Cet ouvrage ne manquera pas de plaire aux amateurs du bien parler. Maîtrise de la grammaire et usage d'un vocabulaire choisi, mais pas seulement pour ce qui concerne le métier de Mr Stevens dans Les vestiges du jour. L'exercice auquel doit se livrer quotidiennement le majordome d'une maison prestigieuse est selon lui de faire preuve, en toutes circonstances, de la plus grande dignité. Vertu dont Mr Stevens tente de nous faire entrevoir les contours. Parmi lesquels la maîtrise de ses propres instincts pour exercer avec succès une profession somme toute très anglaise, et pour laquelle la dignité n'est bien souvent que le linceul de la trivialité d'autrui.
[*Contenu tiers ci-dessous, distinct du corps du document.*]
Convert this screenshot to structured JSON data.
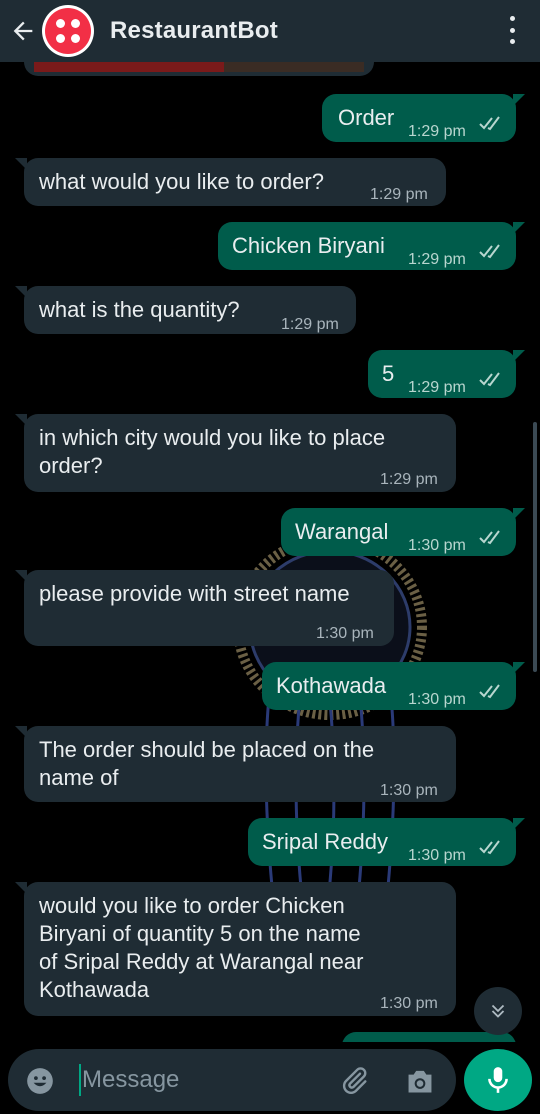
{
  "header": {
    "title": "RestaurantBot"
  },
  "messages": [
    {
      "dir": "out",
      "text": "Order",
      "time": "1:29 pm"
    },
    {
      "dir": "in",
      "text": "what would you like to order?",
      "time": "1:29 pm"
    },
    {
      "dir": "out",
      "text": "Chicken Biryani",
      "time": "1:29 pm"
    },
    {
      "dir": "in",
      "text": "what is the quantity?",
      "time": "1:29 pm"
    },
    {
      "dir": "out",
      "text": "5",
      "time": "1:29 pm"
    },
    {
      "dir": "in",
      "text": "in which city would you like to place\norder?",
      "time": "1:29 pm"
    },
    {
      "dir": "out",
      "text": "Warangal",
      "time": "1:30 pm"
    },
    {
      "dir": "in",
      "text": "please provide with street name",
      "time": "1:30 pm"
    },
    {
      "dir": "out",
      "text": "Kothawada",
      "time": "1:30 pm"
    },
    {
      "dir": "in",
      "text": "The order should be placed on the\nname of",
      "time": "1:30 pm"
    },
    {
      "dir": "out",
      "text": "Sripal Reddy",
      "time": "1:30 pm"
    },
    {
      "dir": "in",
      "text": "would you like to order Chicken\nBiryani of quantity 5 on the name\nof Sripal Reddy at Warangal near\nKothawada",
      "time": "1:30 pm"
    }
  ],
  "composer": {
    "placeholder": "Message"
  },
  "colors": {
    "header": "#1f2c34",
    "incoming": "#1f2c34",
    "outgoing": "#005c4b",
    "accent": "#00a884"
  },
  "icons": [
    "back-arrow-icon",
    "twilio-logo-icon",
    "more-vert-icon",
    "double-check-icon",
    "scroll-down-icon",
    "emoji-icon",
    "attach-icon",
    "camera-icon",
    "mic-icon"
  ]
}
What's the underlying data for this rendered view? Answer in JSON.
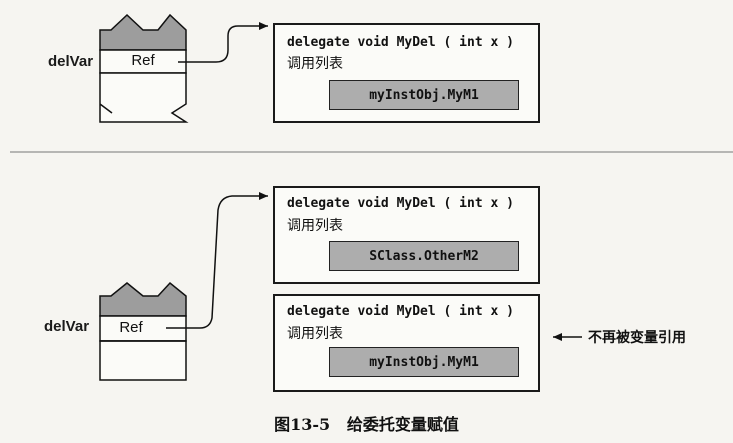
{
  "diagram": {
    "before": {
      "variable_name": "delVar",
      "ref_label": "Ref",
      "delegate": {
        "declaration": "delegate void MyDel ( int x )",
        "invocation_list_title": "调用列表",
        "methods": [
          "myInstObj.MyM1"
        ]
      }
    },
    "after": {
      "variable_name": "delVar",
      "ref_label": "Ref",
      "new_delegate": {
        "declaration": "delegate void MyDel ( int x )",
        "invocation_list_title": "调用列表",
        "methods": [
          "SClass.OtherM2"
        ]
      },
      "old_delegate": {
        "declaration": "delegate void MyDel ( int x )",
        "invocation_list_title": "调用列表",
        "methods": [
          "myInstObj.MyM1"
        ]
      },
      "unreferenced_note": "不再被变量引用"
    },
    "caption": "图13-5   给委托变量赋值"
  }
}
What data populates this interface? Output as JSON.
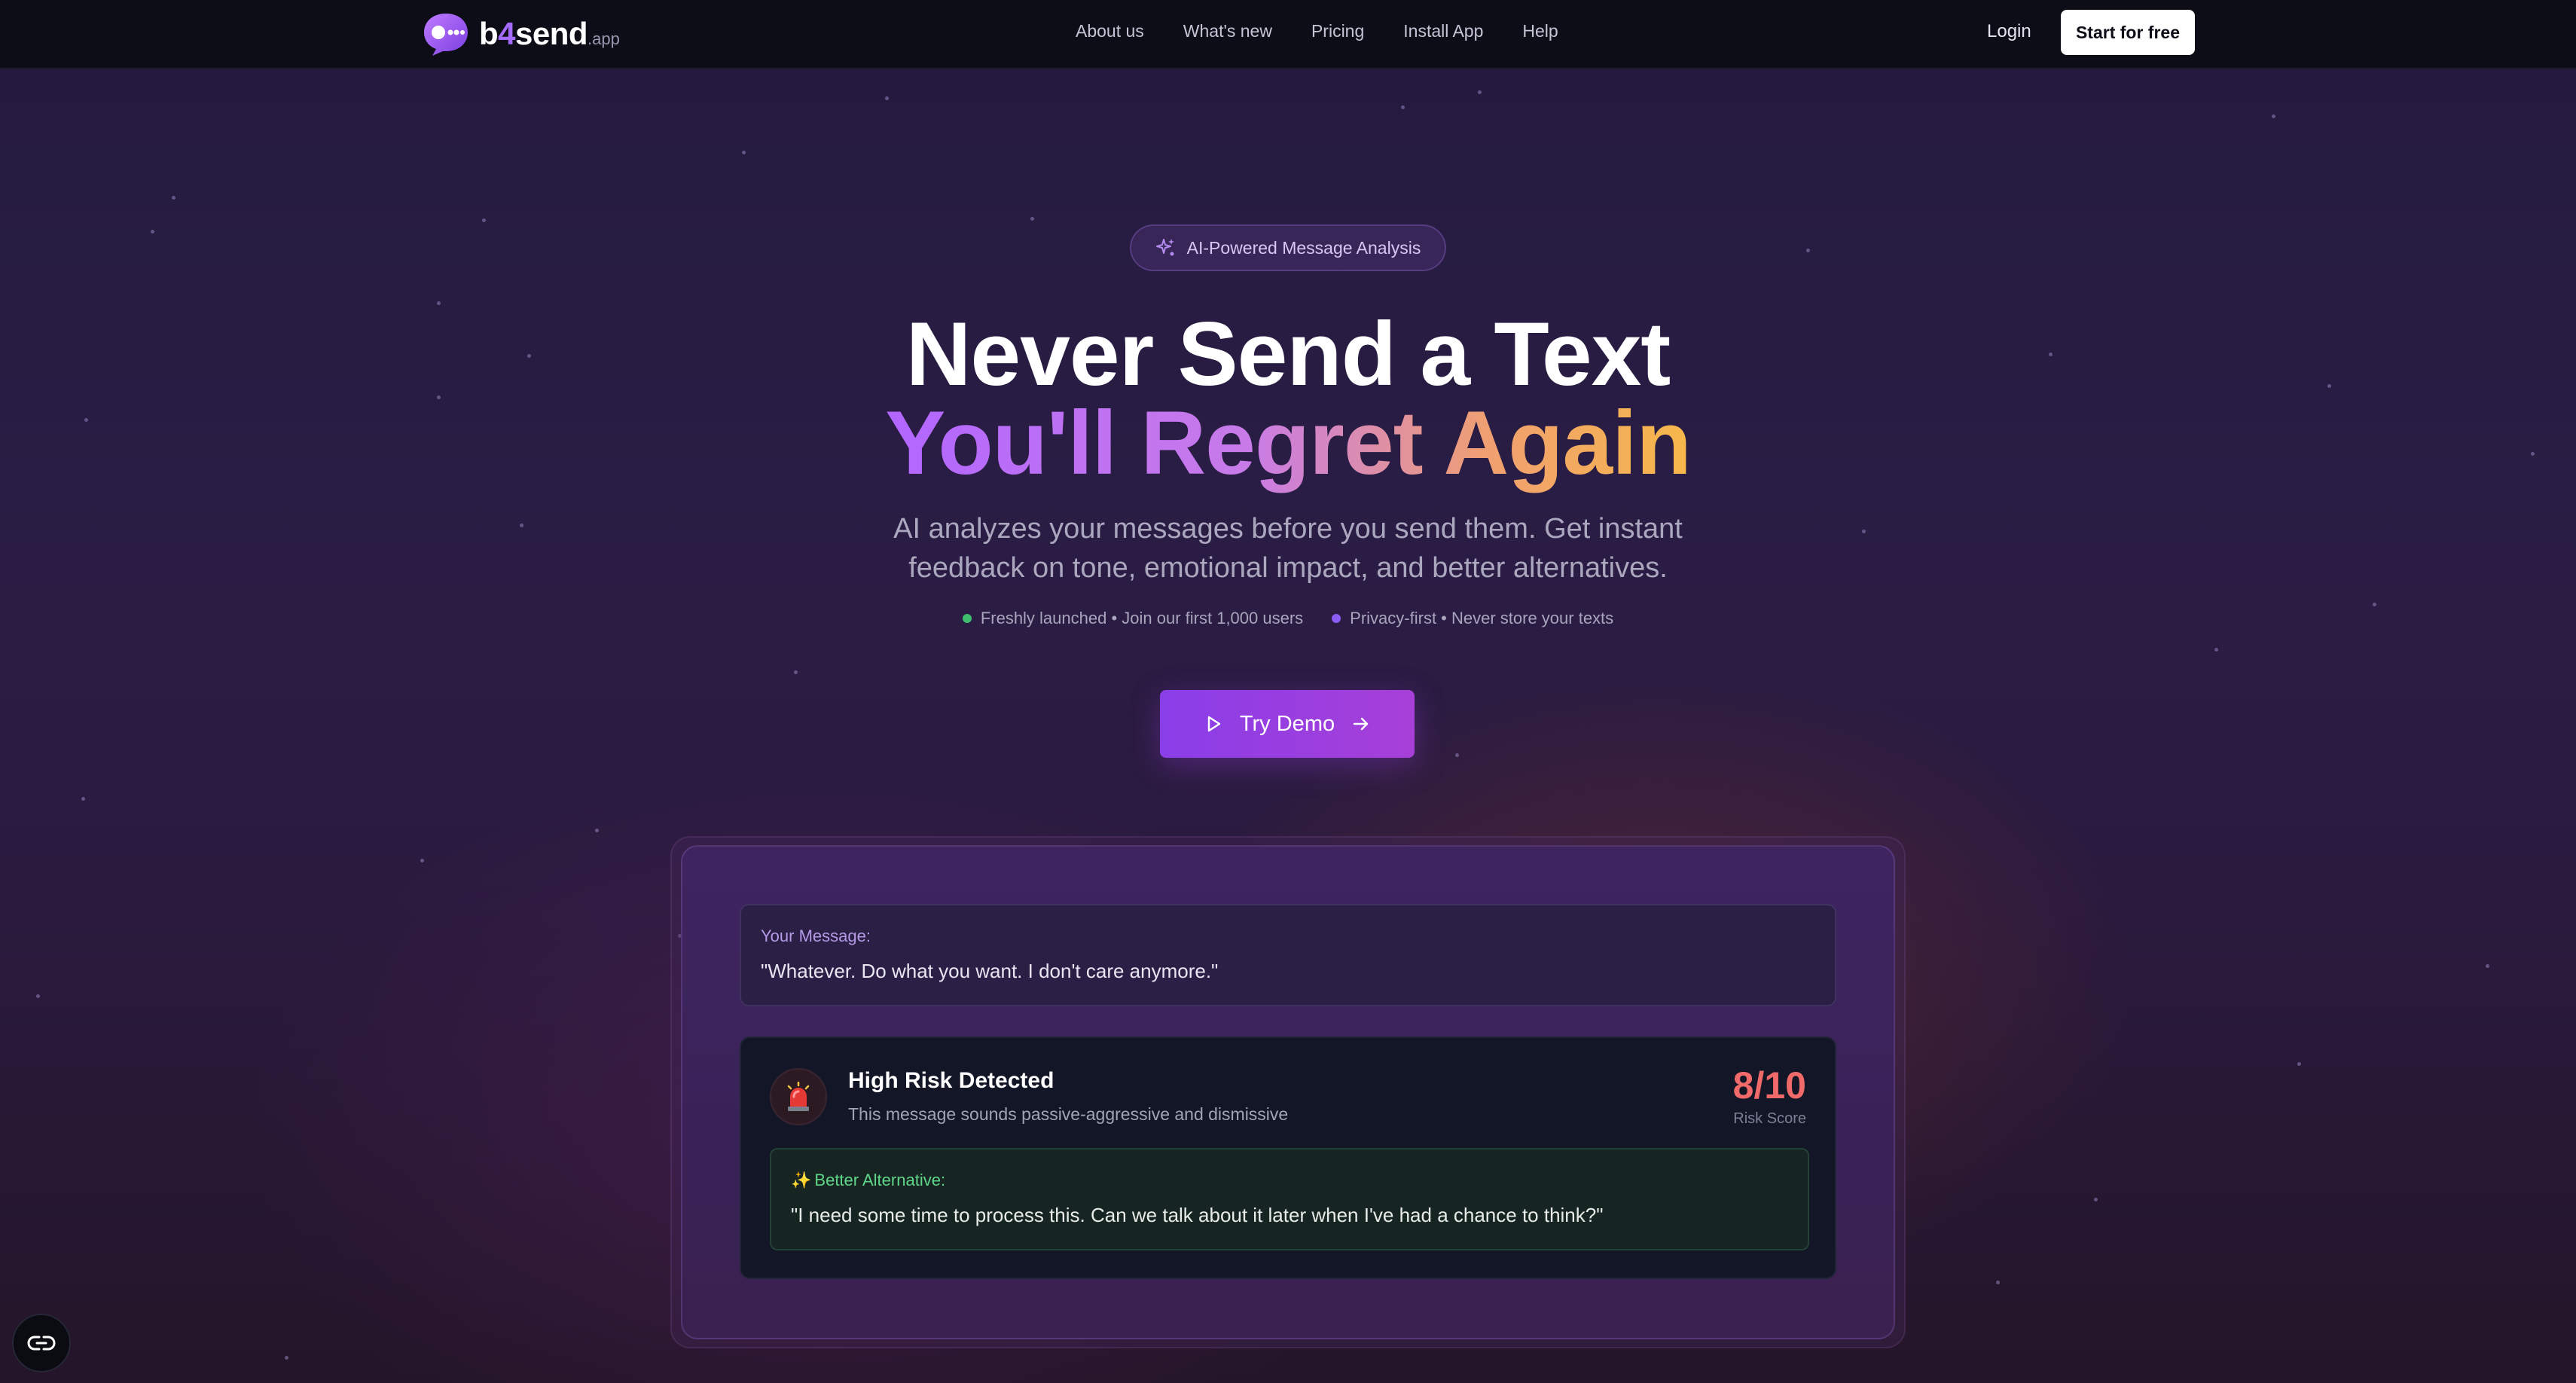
{
  "nav": {
    "logo_main": "b",
    "logo_four": "4",
    "logo_rest": "send",
    "logo_suffix": ".app",
    "links": [
      "About us",
      "What's new",
      "Pricing",
      "Install App",
      "Help"
    ],
    "login": "Login",
    "cta": "Start for free"
  },
  "hero": {
    "badge": "AI-Powered Message Analysis",
    "title_line1": "Never Send a Text",
    "title_line2": "You'll Regret Again",
    "subtitle": "AI analyzes your messages before you send them. Get instant feedback on tone, emotional impact, and better alternatives.",
    "features": [
      {
        "text": "Freshly launched • Join our first 1,000 users",
        "dot_color": "#3fbf6b"
      },
      {
        "text": "Privacy-first • Never store your texts",
        "dot_color": "#8b5cf6"
      }
    ],
    "try_demo": "Try Demo"
  },
  "demo": {
    "message_label": "Your Message:",
    "message_text": "\"Whatever. Do what you want. I don't care anymore.\"",
    "risk_title": "High Risk Detected",
    "risk_desc": "This message sounds passive-aggressive and dismissive",
    "risk_score": "8/10",
    "risk_score_label": "Risk Score",
    "alt_label": "Better Alternative:",
    "alt_text": "\"I need some time to process this. Can we talk about it later when I've had a chance to think?\""
  },
  "colors": {
    "accent": "#8a3ee8",
    "risk": "#f06a6a",
    "success": "#5fd68a"
  },
  "icons": {
    "logo": "chat-bubble-icon",
    "badge": "sparkles-icon",
    "try_demo_left": "play-icon",
    "try_demo_right": "arrow-right-icon",
    "risk": "siren-icon",
    "corner": "link-icon"
  }
}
Après la disparition de son maître, Mr Stevens est parvenu à un stade de sa vie professionnelle où il peut faire quelques entorses à l'autre grande qualité du métier : la discrétion, la confidentialité. Dans le périple qui le conduit vers une de ses anciennes collaboratrices, il revient sur ces moments entre les deux guerres au cours desquels son maître, Lord Darlington, essayait de sauver la paix. Pressentant bien que l'humiliation, que l'Allemagne ne pouvait manquer de ressentir à l'issue du traité de Versailles, allait précipiter cette dernière dans les velléités revanchardes.

La maîtrise des émotions qui préside à chacune des circonstances du métier l'a en contre partie conduit à étouffer ses sentiments. On comprend alors que la visite qu'il s'apprête à faire à celle qu'il appelle encore Miss Kenton, bien que mariée, lui laisse comme un arrière goût d'échec dans une vie consacrée au service des autres. L'impression d'être passé à côté de quelque chose. Amertume qu'il s'efforce de dissimuler avec la même maîtrise que celle qui a prévalu tout au long de sa carrière.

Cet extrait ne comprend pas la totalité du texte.